Having had none, sisters have consequently been a source of fascination for me since childhood. I would sit around the dinner tables of my friends and their sisters, in sharp, covert study of the interactions they shared - a pint-sized, ponytailed Margaret Mead on a journey inside the culture of sisterhood. I caught their sidelong glances and barely sheathed barbs - the fierce loyalties, deep love, and contention. I watched as they sabotaged each other and defended each other, learning all the while that theirs was a lifelong bond as curious as it was indestructible. I pondered the purported personality traits dictated by birth order. Were they accurate, or nothing more than myth? Was the oldest always the solid over-achiever, the youngest always the most beloved? And was the middle one doomed to forever be waving her arms just to be noticed between them?
I studied the March sisters, the Dashwood’s and Bennet’s. Read all I could on the Mitford’s, the Bouvier’s and Bronte’s. I spent time time in Ballybeg, Ireland with the five Mundy sisters of the poignant film, Dancing at Lughnasa. I wandered the streets of New York with Hannah and hers.
And now I have just finished a new book that took me on yet another tantalizing expedition into this exotic landscape of sisterhood. The Weird Sisters is writer Eleanor Brown’s first novel and it’s a captivating read. She has to be either a gifted clairvoyant or a sister herself, for Ms. Brown writes with such sparkling lucidity on the relationships between sisters, giving the reader a back stage pass to the complex interplay between them and decoding their secret language in such a way as to allow passage even to those who, like myself, are totally unfamiliar with the landscape.
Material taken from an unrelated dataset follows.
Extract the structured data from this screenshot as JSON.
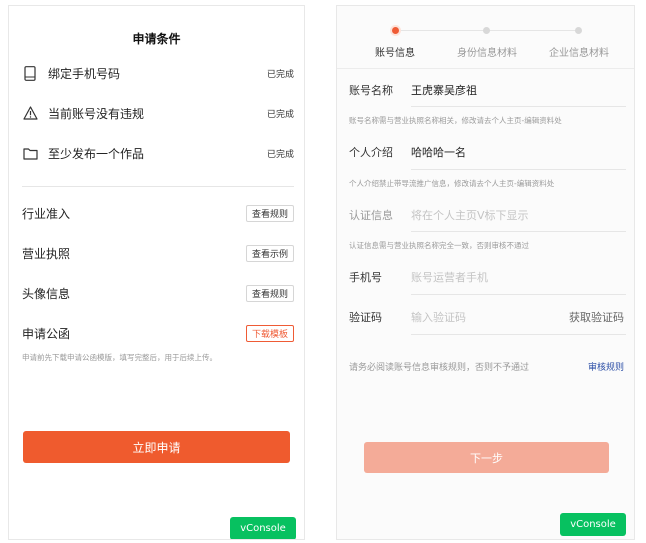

The sisters in this novel, Rosalind, Bianca and Cordelia, are the daughters of a Shakespearean professor whose love of the Bard is so all-encompassing that he not only named his three daughters accordingly, but also possesses a bewildering tendency to quote the great writer in every single conversation he has. With armloads of painful secrets accompanying them, the sisters have returned home to care for their ailing mother and immediately find themselves falling back into familiar roles they are no longer certain they actually want to play.
With a voice both unique and engaging, Eleanor Brown has reawakened my fascination with sisters as well as my admiration for a story well told. If you have sisters yourself, no doubt you’ll be nodding your head in recognition on practically every page. If, like me, you have none, then I encourage you to open this new book and allow Ms. Brown to lead you into their world. I know you’ll enjoy the journey.